If you want to apply this style to all graphs in a notebook, instead of using the matplotlib.pyplot.style.use(style) method, call matplotlib.pyplot.xkcd() at the beginning of the notebook.

You may also create your own styles and use them for your graphs. Check the article by Robert Ritz on how to do this.

Increasing the Distinguishability of Lines

Unfortunately, the default palettes have a low number of pre-defined colors. For instance, the seaborn-colorblind style defines only six colors. Therefore, if you have more than six different variables to plot on the same graph, you will get some of them using the same color. For instance, you can see in Figure 8 that Lines A and G have the same color. At the same time, in research, it is typical when you have to combine an even higher number of experiment results on the same plot. Fortunately, matplotlib provides some facilities to increase the distinguishability of lines: you can achieve this either using different markers or with different line styles. The former approach is useful when you have several sparse points, and the line joins them. The latter approach is convenient when the number of dots is very high, or they are close to each other. Anyway, the handier method for both approaches is to define a custom cycler that iterates either over different markers or line styles. Additionally, the colors of lines and markers could be another mechanism to distinguish lines.

A custom Cycler object, used to change line styles in graphs, is defined with a helper factory method called cycler defined in the cycler module. For instance, the following code imports this function and defines a custom cycler with different markers:

from cycler import cycler
custom_marker_cycler = (cycler(marker=['o', 'x', 's', 'P']))

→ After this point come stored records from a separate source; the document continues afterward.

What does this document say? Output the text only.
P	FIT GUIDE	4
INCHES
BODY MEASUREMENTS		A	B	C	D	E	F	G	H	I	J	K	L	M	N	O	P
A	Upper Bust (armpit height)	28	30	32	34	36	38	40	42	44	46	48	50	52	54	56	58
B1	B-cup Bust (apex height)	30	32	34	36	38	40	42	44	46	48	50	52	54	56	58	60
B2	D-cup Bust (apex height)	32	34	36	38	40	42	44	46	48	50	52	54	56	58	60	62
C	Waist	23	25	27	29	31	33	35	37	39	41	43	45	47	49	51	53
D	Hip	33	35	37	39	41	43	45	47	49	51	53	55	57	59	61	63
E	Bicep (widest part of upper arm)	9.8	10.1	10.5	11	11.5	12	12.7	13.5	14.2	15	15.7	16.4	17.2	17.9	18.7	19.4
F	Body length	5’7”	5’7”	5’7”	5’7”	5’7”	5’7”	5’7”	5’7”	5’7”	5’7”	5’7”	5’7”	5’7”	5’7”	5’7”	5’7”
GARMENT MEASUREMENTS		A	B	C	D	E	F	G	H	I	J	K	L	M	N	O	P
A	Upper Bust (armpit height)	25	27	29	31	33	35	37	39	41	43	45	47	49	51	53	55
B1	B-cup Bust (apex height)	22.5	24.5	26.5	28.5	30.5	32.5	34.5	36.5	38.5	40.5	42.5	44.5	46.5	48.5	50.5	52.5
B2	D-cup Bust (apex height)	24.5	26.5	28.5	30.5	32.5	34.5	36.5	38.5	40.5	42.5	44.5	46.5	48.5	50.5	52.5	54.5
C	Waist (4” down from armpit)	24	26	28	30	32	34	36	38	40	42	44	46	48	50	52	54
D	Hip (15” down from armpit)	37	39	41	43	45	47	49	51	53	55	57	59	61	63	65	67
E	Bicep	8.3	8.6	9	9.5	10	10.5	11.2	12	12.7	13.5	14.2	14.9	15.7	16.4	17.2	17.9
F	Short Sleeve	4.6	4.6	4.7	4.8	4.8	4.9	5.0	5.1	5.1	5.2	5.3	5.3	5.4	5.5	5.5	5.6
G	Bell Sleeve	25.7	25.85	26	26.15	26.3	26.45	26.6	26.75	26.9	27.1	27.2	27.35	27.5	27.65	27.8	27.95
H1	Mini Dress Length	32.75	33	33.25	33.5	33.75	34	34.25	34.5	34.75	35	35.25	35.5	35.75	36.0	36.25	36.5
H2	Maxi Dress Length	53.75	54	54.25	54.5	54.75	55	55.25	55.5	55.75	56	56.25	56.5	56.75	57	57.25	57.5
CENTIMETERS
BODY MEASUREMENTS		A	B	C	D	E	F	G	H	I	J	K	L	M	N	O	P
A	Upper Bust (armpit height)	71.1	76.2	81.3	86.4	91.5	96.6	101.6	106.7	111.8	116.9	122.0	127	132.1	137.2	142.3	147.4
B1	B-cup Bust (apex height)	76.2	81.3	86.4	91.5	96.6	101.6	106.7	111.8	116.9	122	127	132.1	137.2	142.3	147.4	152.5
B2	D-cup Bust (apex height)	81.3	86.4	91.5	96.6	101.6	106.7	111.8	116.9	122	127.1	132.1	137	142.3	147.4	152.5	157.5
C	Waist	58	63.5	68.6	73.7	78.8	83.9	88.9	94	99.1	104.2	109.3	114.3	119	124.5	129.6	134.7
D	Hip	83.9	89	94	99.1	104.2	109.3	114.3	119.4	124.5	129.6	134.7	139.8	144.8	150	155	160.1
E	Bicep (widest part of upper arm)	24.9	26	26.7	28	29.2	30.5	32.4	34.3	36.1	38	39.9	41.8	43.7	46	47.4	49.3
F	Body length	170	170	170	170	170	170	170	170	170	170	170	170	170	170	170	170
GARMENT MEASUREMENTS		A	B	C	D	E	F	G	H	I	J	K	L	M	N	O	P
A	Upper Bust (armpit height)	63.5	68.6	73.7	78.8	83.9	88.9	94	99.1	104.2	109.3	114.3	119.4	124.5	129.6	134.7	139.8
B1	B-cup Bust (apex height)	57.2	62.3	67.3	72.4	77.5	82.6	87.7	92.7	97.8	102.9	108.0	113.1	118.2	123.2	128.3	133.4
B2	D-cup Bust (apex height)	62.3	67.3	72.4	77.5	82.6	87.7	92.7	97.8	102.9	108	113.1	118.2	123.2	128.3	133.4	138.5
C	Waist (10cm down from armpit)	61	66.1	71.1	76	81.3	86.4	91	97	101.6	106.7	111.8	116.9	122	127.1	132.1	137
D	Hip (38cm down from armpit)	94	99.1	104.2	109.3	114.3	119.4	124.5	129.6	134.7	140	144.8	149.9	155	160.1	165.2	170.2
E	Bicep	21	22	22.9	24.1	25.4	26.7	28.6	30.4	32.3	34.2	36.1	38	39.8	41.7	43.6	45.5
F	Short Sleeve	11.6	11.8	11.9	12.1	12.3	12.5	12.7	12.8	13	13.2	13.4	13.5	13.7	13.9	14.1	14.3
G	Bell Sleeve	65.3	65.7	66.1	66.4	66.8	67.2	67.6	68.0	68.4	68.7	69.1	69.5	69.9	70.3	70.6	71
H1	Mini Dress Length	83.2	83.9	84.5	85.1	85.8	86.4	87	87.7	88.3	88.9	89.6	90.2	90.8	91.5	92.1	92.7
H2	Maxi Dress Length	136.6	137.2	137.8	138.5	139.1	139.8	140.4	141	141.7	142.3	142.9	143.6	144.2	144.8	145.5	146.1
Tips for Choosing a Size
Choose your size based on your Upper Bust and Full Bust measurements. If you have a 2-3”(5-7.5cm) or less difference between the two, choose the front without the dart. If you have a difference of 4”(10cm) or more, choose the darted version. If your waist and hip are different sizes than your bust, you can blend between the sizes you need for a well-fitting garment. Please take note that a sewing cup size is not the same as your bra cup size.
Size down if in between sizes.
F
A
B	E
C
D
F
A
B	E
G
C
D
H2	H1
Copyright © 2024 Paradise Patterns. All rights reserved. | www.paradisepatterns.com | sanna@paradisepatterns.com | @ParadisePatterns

Once a custom cycler is defined, you can start employing it in your graphs using the matplotlib.axes.Axes.set_prop_cycle(...) method of the Axes object (Figure 10 in the accompanying paper shows the result):

fig, ax = plt.subplots()

ax.set_prop_cycle(custom_marker_cycler) # setting the cycler for the current figure 

for indx, column_name in enumerate(['A', 'B', 'C', 'D', 'E', 'F', 'G']):
    ax.plot(ts_df['Date'], ts_df[column_name], label=column_name)
ax.tick_params(axis='x', labelrotation = 90)
ax.set(xlabel='Date', ylabel='Value')
ax.legend(loc='center right', ncol=4)

fig.savefig(
    os.path.join(OUT_PATHS['figs_dir'], '10.pdf'),
    bbox_inches='tight',
)

Similarly, it is possible to define a cycler that rotates different line styles (see Figure 11 in the accompanying paper):

custom_ls_cycler = (cycler(ls=['-', '--', ':', '-.']))

fig, ax = plt.subplots()

ax.set_prop_cycle(custom_ls_cycler) # setting the cycler for the current figure 

for indx, column_name in enumerate(['A', 'B', 'C', 'D', 'E', 'F', 'G']):axum
    ax.plot(ts_df['Date'], ts_df[column_name], label=column_name)
ax.tick_params(axis='x', labelrotation = 90)
ax.set(xlabel='Date', ylabel='Value')
ax.legend(loc='center right', ncol=4)

fig.savefig(
    os.path.join(OUT_PATHS['figs_dir'], '11.pdf'),
    bbox_inches='tight',
)

Instead of drawing plots each time, you can check what styles the cycler defines with the following code:

for c in custom_marker_cycler:
    print(c)

If you run this code, you should get the following output:

{'marker': 'o'}
{'marker': 'x'}
{'marker': 's'}
{'marker': 'P'}

Each line of the output describes a separate style. Thus, our custom_marker_cycler rotates over four different marker styles, i.e., the first line will have o markers, the second – x markers, the fourth – P markers, and the fifth will start with o markers again.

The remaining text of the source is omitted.